The caliber is smaller than the existing 88, but bigger than the 75, has lower propellant usage than the 75 long, but greater shell mass. Effectively though with the existing barrel design all they would need is a redesign of the recoil system to get it to fit in a turret rather than having to start designed a gun from the ground up. They did the same with the 75mm L70 for the historical Panther, it was based on an existing Krupp FLAK gun, which they had to lengthen to improve the AP value at long ranges, while also modifying it to fit in existing turrets. They didn't have to start from scratch, they had the ground work done, so it was a modification job. That is why I'm suggesting using the existing Czech gun, plus they have ammo production already going.
Ok that makes sense. The point I'm trying to make is that I believe there should have been more emphasis put on the performance of HE shells for tank guns. There seems to be lots of info about their AT performance but realitively little about the actual effects of their HE shells.
 

Deleted member 1487

Ok that makes sense. The point I'm trying to make is that I believe there should have been more emphasis put on the performance of HE shells for tank guns. There seems to be lots of info about their AT performance but realitively little about the actual effects of their HE shells.
The Panther HE was pretty garbage and it was really high velocity, so the HE effect didn't work well on the receiving end.
 
The Panther HE was pretty garbage and it was really high velocity, so the HE effect didn't work well on the receiving end.
And to rehash a topic from a prior thread I've never seen a good explanation as to why there wasn't a greater use of lower velocity HE shells with better fragmentation effects in World War Two.
 

Deleted member 1487

Meanwhile the M4 Shermans gun is doing a great job
Much lower velocity weapon. The HE had a chance to work properly.

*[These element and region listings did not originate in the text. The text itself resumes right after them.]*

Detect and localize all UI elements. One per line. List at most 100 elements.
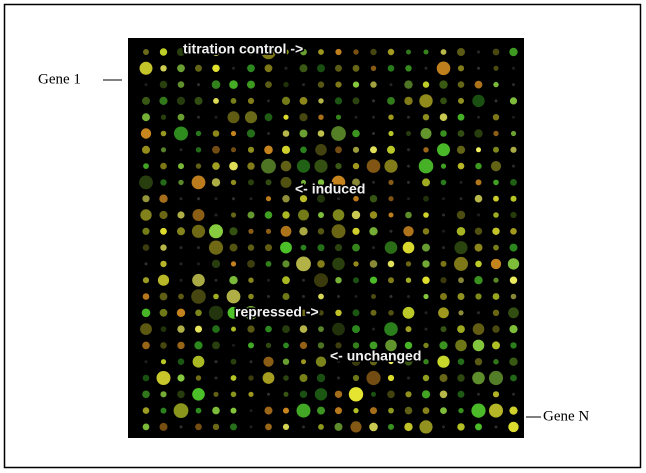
spot bbox=[160, 81, 168, 89]
spot bbox=[318, 310, 323, 315]
spot bbox=[442, 214, 445, 217]
spot bbox=[475, 163, 481, 169]
spot bbox=[197, 83, 200, 86]
spot bbox=[493, 391, 499, 397]
spot bbox=[440, 277, 446, 283]
spot bbox=[440, 391, 448, 399]
spot bbox=[231, 98, 237, 104]
spot bbox=[300, 325, 308, 333]
spot bbox=[197, 246, 200, 249]
spot bbox=[266, 229, 271, 234]
spot bbox=[370, 211, 377, 218]
spot bbox=[232, 67, 235, 70]
spot bbox=[489, 404, 503, 418]
spot bbox=[318, 81, 324, 87]
spot bbox=[177, 97, 185, 105]
spot bbox=[407, 165, 410, 168]
spot bbox=[335, 65, 342, 72]
spot bbox=[407, 197, 410, 200]
spot bbox=[472, 95, 484, 107]
spot bbox=[492, 228, 499, 235]
spot bbox=[423, 359, 428, 364]
spot bbox=[493, 180, 499, 186]
spot bbox=[157, 371, 171, 385]
spot bbox=[318, 130, 325, 137]
spot bbox=[512, 83, 515, 86]
spot bbox=[177, 211, 184, 218]
spot bbox=[142, 228, 149, 235]
spot bbox=[510, 97, 517, 104]
spot bbox=[510, 179, 517, 186]
spot bbox=[440, 293, 447, 300]
spot bbox=[458, 408, 463, 413]
spot bbox=[315, 388, 327, 400]
spot bbox=[388, 180, 393, 185]
spot bbox=[140, 209, 151, 220]
spot bbox=[372, 116, 375, 119]
spot bbox=[491, 259, 501, 269]
spot bbox=[508, 307, 519, 318]
spot bbox=[458, 65, 464, 71]
spot bbox=[441, 261, 447, 267]
spot bbox=[248, 179, 254, 185]
spot bbox=[353, 196, 359, 202]
spot bbox=[366, 371, 380, 385]
spot bbox=[405, 407, 413, 415]
spot bbox=[390, 295, 393, 298]
spot bbox=[196, 408, 202, 414]
spot bbox=[314, 160, 327, 173]
spot bbox=[232, 197, 235, 200]
spot bbox=[423, 147, 428, 152]
spot bbox=[231, 261, 236, 266]
spot bbox=[457, 146, 465, 154]
spot bbox=[405, 65, 411, 71]
spot bbox=[335, 423, 343, 431]
spot bbox=[227, 290, 241, 304]
spot bbox=[419, 420, 432, 433]
spot bbox=[247, 64, 255, 72]
spot bbox=[474, 129, 482, 137]
spot bbox=[473, 340, 485, 352]
spot bbox=[353, 147, 359, 153]
spot bbox=[423, 228, 429, 234]
spot bbox=[192, 176, 206, 190]
spot bbox=[509, 407, 517, 415]
spot bbox=[142, 309, 151, 318]
spot bbox=[493, 359, 498, 364]
spot bbox=[300, 374, 308, 382]
spot bbox=[247, 326, 254, 333]
spot bbox=[196, 163, 201, 168]
spot bbox=[442, 246, 445, 249]
spot bbox=[282, 195, 289, 202]
spot bbox=[424, 50, 429, 55]
spot bbox=[300, 147, 307, 154]
spot bbox=[318, 115, 323, 120]
spot bbox=[302, 425, 305, 428]
spot bbox=[161, 359, 166, 364]
spot bbox=[510, 212, 516, 218]
spot bbox=[281, 177, 292, 188]
spot bbox=[458, 130, 465, 137]
spot bbox=[213, 130, 220, 137]
spot bbox=[438, 307, 449, 318]
spot bbox=[229, 276, 237, 284]
spot bbox=[193, 356, 205, 368]
spot bbox=[509, 325, 517, 333]
spot bbox=[512, 165, 515, 168]
spot bbox=[248, 244, 254, 250]
spot bbox=[282, 276, 290, 284]
spot bbox=[177, 342, 184, 349]
spot bbox=[143, 407, 150, 414]
spot bbox=[248, 98, 254, 104]
spot bbox=[475, 228, 482, 235]
spot bbox=[161, 131, 167, 137]
annotation: <- unchanged bbox=[330, 348, 421, 364]
spot bbox=[140, 323, 152, 335]
spot bbox=[475, 293, 481, 299]
spot bbox=[282, 146, 290, 154]
spot bbox=[248, 278, 253, 283]
spot bbox=[390, 83, 393, 86]
spot bbox=[318, 49, 324, 55]
spot bbox=[250, 197, 253, 200]
spot bbox=[493, 278, 498, 283]
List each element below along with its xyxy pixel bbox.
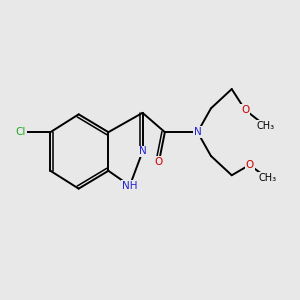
Text: NH: NH xyxy=(122,181,137,191)
Text: O: O xyxy=(155,157,163,167)
Text: CH₃: CH₃ xyxy=(258,173,277,183)
Text: N: N xyxy=(139,146,146,157)
Text: Cl: Cl xyxy=(16,127,26,137)
Text: O: O xyxy=(241,105,249,115)
Text: N: N xyxy=(194,127,201,137)
Text: CH₃: CH₃ xyxy=(257,121,275,131)
Text: O: O xyxy=(245,160,254,170)
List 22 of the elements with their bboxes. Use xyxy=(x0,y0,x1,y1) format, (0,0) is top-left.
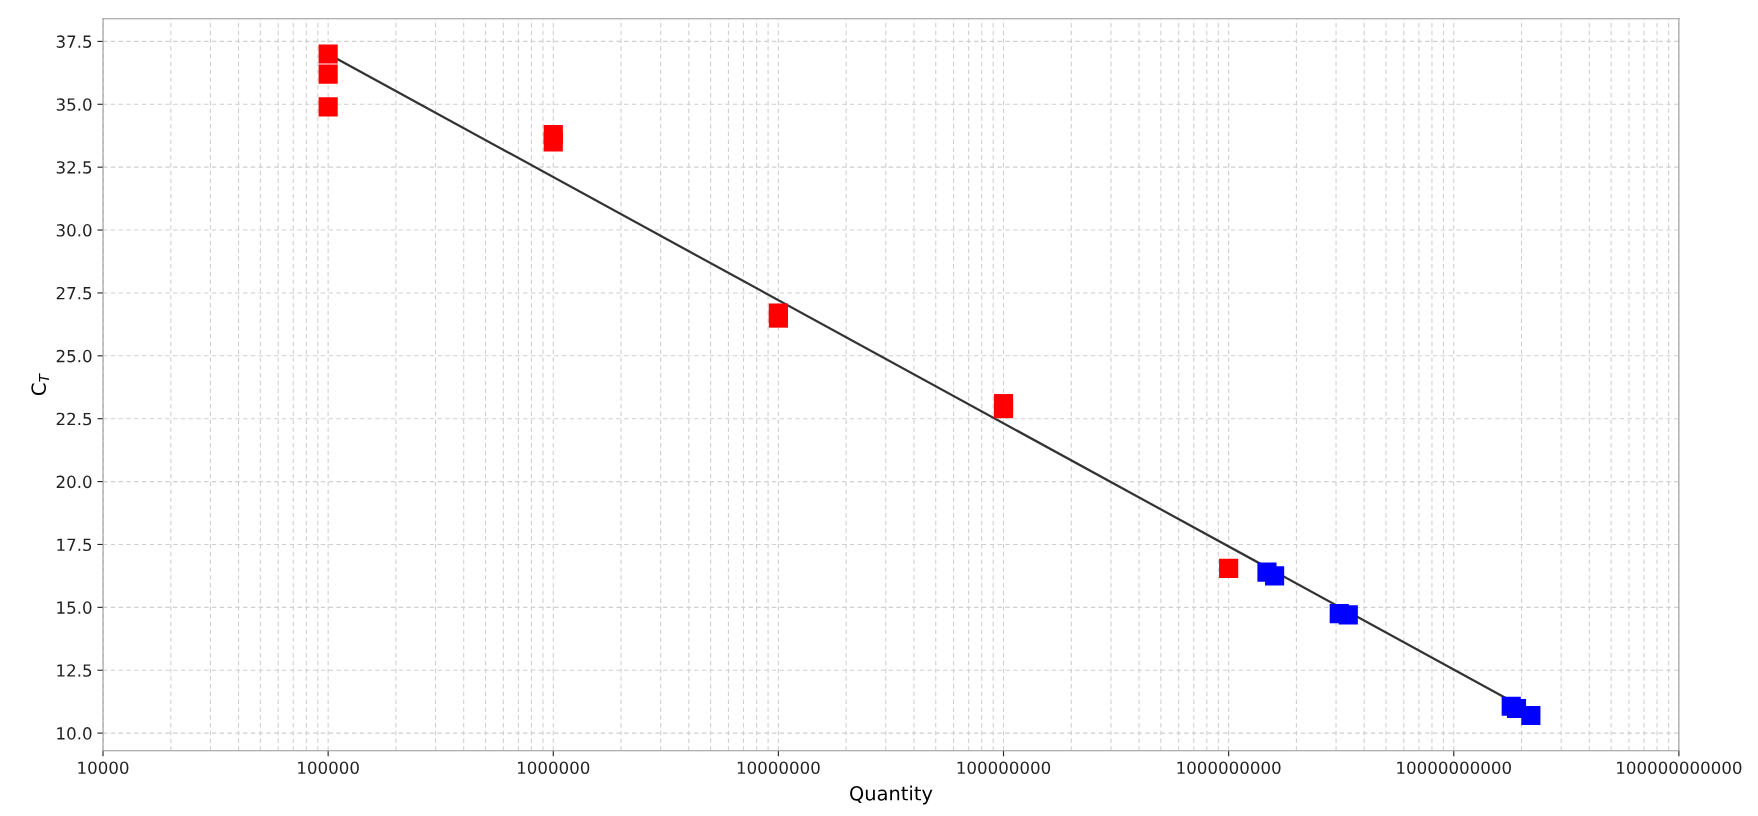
y-tick-label: 20.0 xyxy=(56,475,92,489)
y-tick-label: 10.0 xyxy=(57,727,92,740)
x-tick-label: 10000 xyxy=(78,761,129,775)
y-tick-label: 25.0 xyxy=(56,349,92,363)
y-tick-label: 12.5 xyxy=(57,664,92,677)
y-tick-label: 17.5 xyxy=(57,538,92,552)
x-tick-label: 10000000000 xyxy=(1397,761,1511,775)
x-axis-title: Quantity xyxy=(850,785,933,805)
x-tick-label: 100000000000 xyxy=(1617,761,1742,775)
y-tick-label: 30.0 xyxy=(56,224,92,237)
y-tick-label: 15.0 xyxy=(57,601,92,614)
x-tick-label: 1000000000 xyxy=(1177,761,1281,775)
y-axis-title: C$_{T}$ xyxy=(31,373,49,396)
y-tick-label: 22.5 xyxy=(56,412,92,426)
x-tick-label: 100000000 xyxy=(957,761,1051,775)
x-tick-label: 10000000 xyxy=(737,761,820,775)
y-tick-label: 32.5 xyxy=(56,161,92,174)
y-tick-label: 27.5 xyxy=(56,286,92,300)
y-tick-label: 37.5 xyxy=(56,35,92,48)
y-tick-label: 35.0 xyxy=(56,98,92,111)
x-tick-label: 1000000 xyxy=(517,761,590,775)
x-tick-label: 100000 xyxy=(298,761,359,775)
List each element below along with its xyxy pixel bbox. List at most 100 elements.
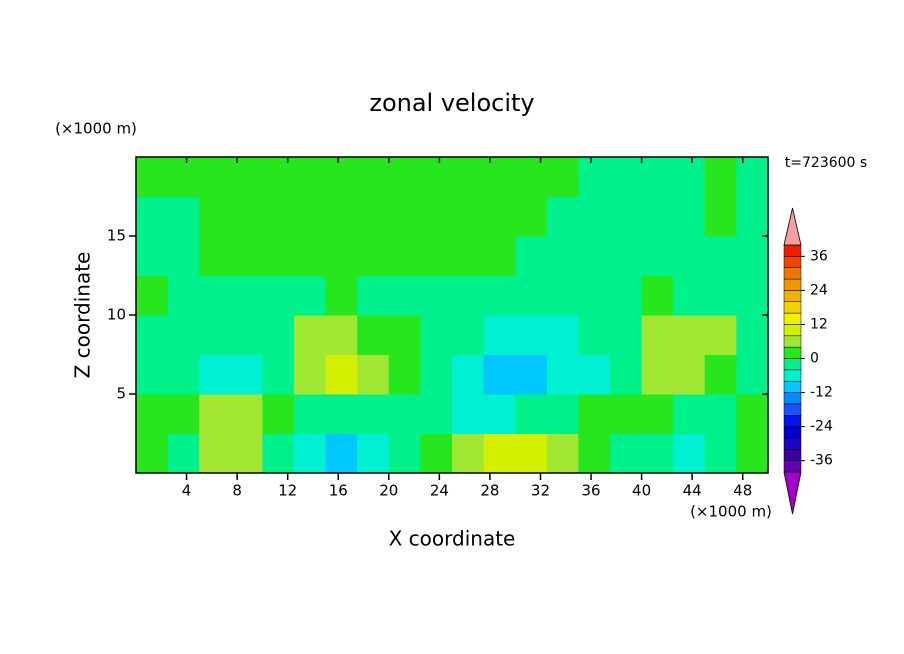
- contour-cell: [578, 394, 611, 434]
- contour-cell: [736, 315, 769, 355]
- contour-cell: [452, 157, 485, 197]
- contour-cell: [230, 157, 263, 197]
- contour-cell: [262, 315, 295, 355]
- contour-cell: [515, 315, 548, 355]
- contour-cell: [673, 275, 706, 316]
- contour-cell: [546, 196, 579, 237]
- x-unit: (×1000 m): [690, 503, 772, 521]
- contour-cell: [483, 196, 516, 237]
- contour-cell: [294, 315, 327, 355]
- chart-title: zonal velocity: [369, 89, 534, 117]
- contour-cell: [199, 157, 232, 197]
- contour-cell: [294, 196, 327, 237]
- contour-cell: [262, 394, 295, 434]
- contour-cell: [420, 433, 453, 474]
- contour-cell: [357, 157, 390, 197]
- contour-cell: [167, 433, 200, 474]
- contour-cell: [515, 157, 548, 197]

If you are referring to the 75mm gun I suspect that was because it was based on a field artillery piece ?
Yes, French WW1 75mm field gun.

And to rehash a topic from a prior thread I've never seen a good explanation as to why there wasn't a greater use of lower velocity HE shells with better fragmentation effects in World War Two.
Because they had to fight enemy tanks? What's your criteria? The Germans used 105mm and 150mm howitzers in their Assault guns, the Soviets 122mm and 152mm as well. The Germans even had a 380mm rocket gun!:
https://en.wikipedia.org/wiki/Sturmtiger

By the end of the war the Brits developed HESH:
https://en.wikipedia.org/wiki/High-explosive_squash_head#History
 
Because they had to fight enemy tanks? What's your criteria? The Germans used 105mm and 150mm howitzers in their Assault guns, the Soviets 122mm and 152mm as well. The Germans even had a 380mm rocket gun!:
https://en.wikipedia.org/wiki/Sturmtiger

By the end of the war the Brits developed HESH:
https://en.wikipedia.org/wiki/High-explosive_squash_head#History

Why not have a high velocity gun that can fire an effective high velocity AP round as well as an effective low to medium velocity HE shell ?
 

Deleted member 1487

Why not have a high velocity gun that can fire an effective high velocity AP round as well as an effective low to medium velocity HE shell ?
At 70 caliber lengths that's not possible. At 50-58 it is. Hence my idea for the 8.35cm gun.